134 Menschen sind in der Katastrophennacht im Juli 2021 im Ahrtal gestorben. Das Wasser hat eine schwer vorstellbare Schneise der Verwüstung durch die Landschaft gezogen. Die Bewohner haben Furcht und Leid ertragen müssen. In all den grausamen Geschichten, die an der Ahr und ihren Nebenflüssen passiert sind, sticht eine hervor. Die deshalb so grausam ist, weil sie wehrlosen Menschen passiert ist. Menschen, die auf Schutz angewiesen waren zu einer Zeit, als die zuständigen Mitglieder der Landesregierung schliefen.
Zum Beispiel Erwin Manz (Grüne). Er war bis zu jener Flutnacht Staatssekretär im Umweltministerium. Sein Haus gab am Nachmittag vor der Katastrophe eine Pressemitteilung raus. Tenor: Ganz so schlimm werde es nicht werden. Der SWR tat, was der SWR tun muss: Er nahm die Regierung für voll und verbreitete die falsche Sicherheit im späteren Katastrophengebiet. Kurz darauf bekam Manz von seinen Experten gesagt, dass er falsch liege. Er entschied sich bewusst dazu, die Pressemitteilung nicht zu korrigieren. Wetterdienste wie der von Jörg Kachelmann trommelten derweil Alarm. Sogar Privatleute auf Twitter.

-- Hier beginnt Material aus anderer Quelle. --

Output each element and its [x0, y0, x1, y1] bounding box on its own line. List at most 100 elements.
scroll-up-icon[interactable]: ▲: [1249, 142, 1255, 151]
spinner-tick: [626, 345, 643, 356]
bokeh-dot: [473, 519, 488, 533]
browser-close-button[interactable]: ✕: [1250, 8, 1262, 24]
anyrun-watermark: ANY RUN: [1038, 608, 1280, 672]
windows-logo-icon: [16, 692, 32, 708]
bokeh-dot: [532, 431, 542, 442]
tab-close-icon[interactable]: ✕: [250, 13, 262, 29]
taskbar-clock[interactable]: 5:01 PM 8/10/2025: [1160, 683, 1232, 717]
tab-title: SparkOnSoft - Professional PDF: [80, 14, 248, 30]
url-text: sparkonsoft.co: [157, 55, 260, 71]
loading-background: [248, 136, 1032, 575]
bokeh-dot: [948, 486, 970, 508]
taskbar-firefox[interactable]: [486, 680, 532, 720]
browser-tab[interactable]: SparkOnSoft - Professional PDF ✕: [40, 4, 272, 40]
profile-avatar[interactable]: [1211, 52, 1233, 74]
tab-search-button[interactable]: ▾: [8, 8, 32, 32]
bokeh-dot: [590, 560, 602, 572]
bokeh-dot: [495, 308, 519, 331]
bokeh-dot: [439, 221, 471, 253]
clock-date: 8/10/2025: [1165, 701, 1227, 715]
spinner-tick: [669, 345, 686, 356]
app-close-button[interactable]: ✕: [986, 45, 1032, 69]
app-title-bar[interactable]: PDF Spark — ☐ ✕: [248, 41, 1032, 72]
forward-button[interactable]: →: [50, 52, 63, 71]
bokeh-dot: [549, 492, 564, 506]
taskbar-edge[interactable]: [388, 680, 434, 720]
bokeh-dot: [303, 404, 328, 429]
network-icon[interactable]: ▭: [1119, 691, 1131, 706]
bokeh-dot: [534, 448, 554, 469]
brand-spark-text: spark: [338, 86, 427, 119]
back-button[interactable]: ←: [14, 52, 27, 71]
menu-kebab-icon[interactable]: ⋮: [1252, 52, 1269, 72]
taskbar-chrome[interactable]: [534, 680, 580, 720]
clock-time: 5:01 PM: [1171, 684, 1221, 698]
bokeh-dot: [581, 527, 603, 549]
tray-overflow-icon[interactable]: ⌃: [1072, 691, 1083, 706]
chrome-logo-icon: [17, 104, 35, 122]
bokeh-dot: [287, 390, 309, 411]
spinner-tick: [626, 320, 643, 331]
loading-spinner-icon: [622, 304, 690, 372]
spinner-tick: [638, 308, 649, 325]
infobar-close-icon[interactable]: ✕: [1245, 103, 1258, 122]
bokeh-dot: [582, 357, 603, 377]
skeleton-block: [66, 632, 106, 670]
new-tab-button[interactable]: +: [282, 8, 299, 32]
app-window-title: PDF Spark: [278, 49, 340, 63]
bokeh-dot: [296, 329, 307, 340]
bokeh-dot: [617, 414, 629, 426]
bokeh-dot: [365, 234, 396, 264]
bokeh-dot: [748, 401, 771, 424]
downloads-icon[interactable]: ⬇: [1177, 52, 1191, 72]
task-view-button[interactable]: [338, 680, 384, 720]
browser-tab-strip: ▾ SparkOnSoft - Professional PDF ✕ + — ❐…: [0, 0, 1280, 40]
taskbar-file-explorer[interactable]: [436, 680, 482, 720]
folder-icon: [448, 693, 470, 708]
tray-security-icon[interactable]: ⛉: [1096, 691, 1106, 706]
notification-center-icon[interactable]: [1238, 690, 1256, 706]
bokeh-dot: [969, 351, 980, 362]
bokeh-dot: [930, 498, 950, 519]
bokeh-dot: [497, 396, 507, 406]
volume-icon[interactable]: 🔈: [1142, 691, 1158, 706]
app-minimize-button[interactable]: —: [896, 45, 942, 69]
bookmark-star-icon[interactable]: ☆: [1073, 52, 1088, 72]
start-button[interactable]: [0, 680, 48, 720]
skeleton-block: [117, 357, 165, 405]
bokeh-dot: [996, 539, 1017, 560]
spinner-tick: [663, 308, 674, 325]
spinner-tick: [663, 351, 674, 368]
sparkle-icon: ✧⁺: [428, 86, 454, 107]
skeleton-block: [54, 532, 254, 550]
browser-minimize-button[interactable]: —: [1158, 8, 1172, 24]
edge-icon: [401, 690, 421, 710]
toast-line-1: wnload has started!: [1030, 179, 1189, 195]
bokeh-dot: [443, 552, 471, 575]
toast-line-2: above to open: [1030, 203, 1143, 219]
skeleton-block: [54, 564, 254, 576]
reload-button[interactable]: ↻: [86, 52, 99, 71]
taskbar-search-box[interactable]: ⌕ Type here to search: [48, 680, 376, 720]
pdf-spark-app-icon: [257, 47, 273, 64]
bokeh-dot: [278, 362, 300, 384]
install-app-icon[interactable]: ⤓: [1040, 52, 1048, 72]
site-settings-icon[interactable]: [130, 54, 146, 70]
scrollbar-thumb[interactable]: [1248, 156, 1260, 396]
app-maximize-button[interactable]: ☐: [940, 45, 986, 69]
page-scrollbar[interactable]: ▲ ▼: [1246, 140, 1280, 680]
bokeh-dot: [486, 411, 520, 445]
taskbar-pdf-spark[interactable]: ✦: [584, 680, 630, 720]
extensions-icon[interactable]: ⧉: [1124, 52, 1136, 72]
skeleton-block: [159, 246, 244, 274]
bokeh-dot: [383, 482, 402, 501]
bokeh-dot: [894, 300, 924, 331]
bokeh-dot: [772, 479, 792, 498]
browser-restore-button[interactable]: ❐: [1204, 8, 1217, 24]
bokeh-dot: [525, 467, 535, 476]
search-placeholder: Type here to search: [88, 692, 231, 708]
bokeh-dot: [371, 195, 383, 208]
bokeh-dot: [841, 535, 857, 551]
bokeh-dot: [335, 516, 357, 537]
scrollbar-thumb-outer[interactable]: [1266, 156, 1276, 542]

Doch Evakuierungen blieben da aus. Keine zwölf Stunden später waren die Wehrlosen im Heim von Sinzig tot.
Gegen 22 Uhr stieg ein Polizeihubschrauber in die Luft über dem Ahrtal. Da lebten die wehrlosen Bewohner des Heims in Sinzig noch. Da hätten sie noch in Sicherheit gebracht werden können. Der Hubschrauber zeichnete Bilder auf, die einem selbst stark verpixelt noch den Magen umdrehen lassen. Sie sind auf Rhein-Zeitung.de zu finden. Trotz dieser Bilder kam da den Behinderten in Sinzig keiner zur Hilfe. Keine sechs Stunden später waren sie tot. Darum geht es, wenn heute Roger Lewentz sagt, er habe die Bilder nicht gekannt.
Die Bilder hätten nicht gezeigt, wie schlimm die Lage werde, sagt Lewentz heute. Er habe die Bilder nicht gesehen, sagt Lewentz heute. Beide Aussagen zusammen erwecken den Eindruck eines Mannes, der um ein Amt kämpft, dass er nach moralischen Maßstäben nicht mehr haben dürfte. Der nur noch Minister ist, weil seine Chefin Malu Dreyer Wert auf Moral legt. In Reden. In der Praxis orientiert sich Malu Dreyer aber an nacktem Machterhalt.
Lewentz rechtfertigt sein Kleben am Amt damit, dass er im Wiederaufbau dabei sein wolle: „Ich will anpacken, ich will helfen, ich will mit dafür sorgen, dass es den Menschen an der Ahr wieder besser geht“, sagt er im SWR. Der Wiederaufbau stockt. Seit weit über einem Jahr. Selbst die Tagesschau kommt nicht an Berichten darüber vorbei, dass den Menschen im Ahrtal ein zweiter Kältewinter bevorsteht.
Der „Ich will anpacken“-Minister ist auch für den Wiederaufbau zuständig. Zum Beispiel dafür, dass private Spenden liegen blieben, weil die Verwaltung ausgiebig prüfte, ob die überhaupt ausgezahlt werden dürften. Paragrafen statt Pragmatismus. „Ich will anpacken“, sagt Lewentz. Heute. Nach über einem Jahr verschlafener Chancen. „Ich will im Amt bleiben“, wäre ehrlicher.
CDU-Generalsekretär Gordon Schnieder sagt: „Lewentz hat das Vertrauen der Menschen verloren. Das nicht zu erkennen, macht doppelt fassungslos.“ Lewentz solle aufhören, sich rauszureden und die Verantwortung abzuschieben. Dreyer solle die Reißlinie ziehen. Einen Misstrauensantrag, den die AfD im Landtag gegen Lewentz stellen will, werde die CDU aber nicht mittragen. Doch nächste Woche soll Lewentz noch einmal im Untersuchungsausschuss über die Nacht aussagen, in der unter anderem zwölf wehrlose Menschen hätten gerettet werden können. In der die Verantwortlichen aber geschlafen haben.